El cuento de la Cenicienta se convierte en una fantasía, en una ilusión. También se puede convertir en un cuento sobre el despertar de la sexualidad, según Freud. Las desilusiones que hemos vivido, hacen que este cuento parezca una contradicción de las realidades de la vida. De alguna manera, el niño que existe en nosotros recuerda cierta sensación de poder, obtenido a medias y casi logrado, pero perdido para siempre. También recuerda, sutilmente, una dimensión de existencia en la que los sueños, literalmente, se convertían en realidad. El niño que hay en nosotros siente mucho más que eso. Siente su más grande realidad dentro de otra estructura, de la cual apenas ahora emergió y con la cual estaba íntimamente conectado. El niño se sentía rodeado por las realidades más amplias de la Estructura 2. El niño sabía que venía de otra parte, no por casualidad, sino por designio. El niño sabía que, de una u otra manera, sus más íntimos pensamientos, sueños y gestos, estaban tan conectados con el mundo natural como las hojas de hierba del prado. El niño sabía que era un ser único y original.
Los niños experimentan constantemente, en un esfuerzo por descubrir los efectos que tienen sus pensamientos, intenciones y deseos sobre otras personas y el grado en que esas otras personas influencian su comportamiento. En este sentido, los niños tratan directamente con probabilidades, de una manera distinta al comportamiento de los adultos. Ellos hacen deducciones más rápidas que los adultos, las que son mucho más ciertas, pues no están condicionados por el pasado de una memoria estructurada. Su experiencia subjetiva los pone en contacto directo con los métodos empleados en la formación de los eventos.
Los niños comprenden la importancia de los símbolos y los utilizan constantemente para protegerse, no de su propia realidad, sino del mundo de los adultos.
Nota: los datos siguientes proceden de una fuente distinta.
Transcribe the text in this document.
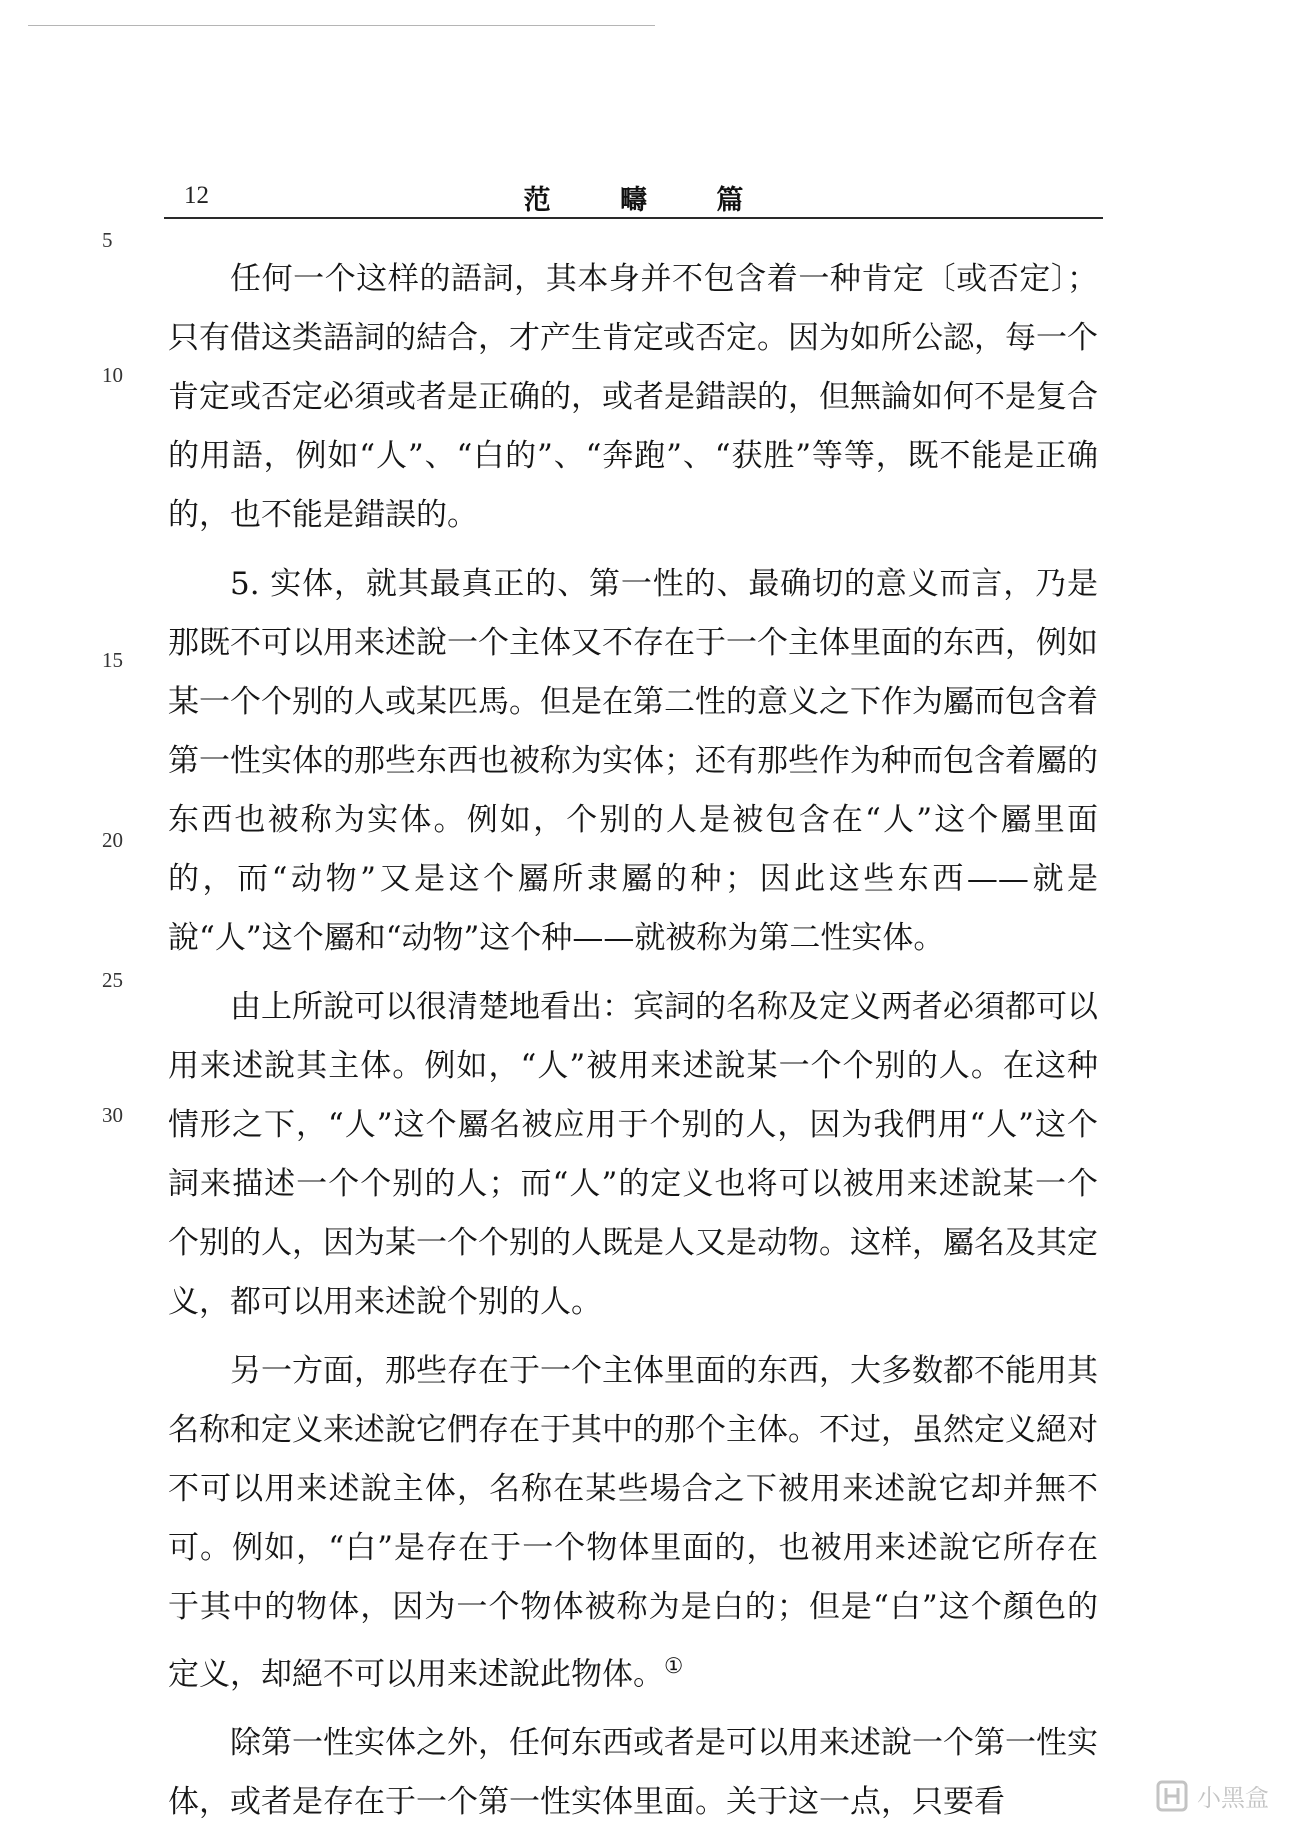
12	范 疇 篇
5
10
15
20
25
30

任何一个这样的語詞，其本身并不包含着一种肯定〔或否定〕；只有借这类語詞的結合，才产生肯定或否定。因为如所公認，每一个肯定或否定必須或者是正确的，或者是錯誤的，但無論如何不是复合的用語，例如“人”、“白的”、“奔跑”、“获胜”等等，既不能是正确的，也不能是錯誤的。

5. 实体，就其最真正的、第一性的、最确切的意义而言，乃是那既不可以用来述說一个主体又不存在于一个主体里面的东西，例如某一个个别的人或某匹馬。但是在第二性的意义之下作为屬而包含着第一性实体的那些东西也被称为实体；还有那些作为种而包含着屬的东西也被称为实体。例如，个别的人是被包含在“人”这个屬里面的，而“动物”又是这个屬所隶屬的种；因此这些东西——就是說“人”这个屬和“动物”这个种——就被称为第二性实体。

由上所說可以很清楚地看出：宾詞的名称及定义两者必須都可以用来述說其主体。例如，“人”被用来述說某一个个别的人。在这种情形之下，“人”这个屬名被应用于个别的人，因为我們用“人”这个詞来描述一个个别的人；而“人”的定义也将可以被用来述說某一个个别的人，因为某一个个别的人既是人又是动物。这样，屬名及其定义，都可以用来述說个别的人。

另一方面，那些存在于一个主体里面的东西，大多数都不能用其名称和定义来述說它們存在于其中的那个主体。不过，虽然定义絕对不可以用来述說主体，名称在某些場合之下被用来述說它却并無不可。例如，“白”是存在于一个物体里面的，也被用来述說它所存在于其中的物体，因为一个物体被称为是白的；但是“白”这个顏色的定义，却絕不可以用来述說此物体。①

除第一性实体之外，任何东西或者是可以用来述說一个第一性实体，或者是存在于一个第一性实体里面。关于这一点，只要看	小黑盒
Muy rápidamente aprenden que una pretensión persistente, en cualquier área de su vida, tendrá como resultado una versión físicamente experimentada, de una actividad imaginada. Son conscientes de que no disponen de libertad completa, ya que ciertas situaciones pretendidas aparecerán más tarde como versiones menos fieles que las imaginadas; y otras parecerán bloqueadas y nunca materializadas.
Antes de que los niños se enteraran de las ideas convencionales de culpa y castigo, se daban cuenta de que era más fácil encontrar buenos eventos por medio del deseo, que encontrar eventos no satisfactorios.
Con el paso del tiempo, el niño gradualmente se da cuenta de que es más fácil aceptar la evaluación de las situaciones que hacen sus padres y poco a poco va desapareciendo la conexión entre sus sentimientos psicológicos y su realidad corporal.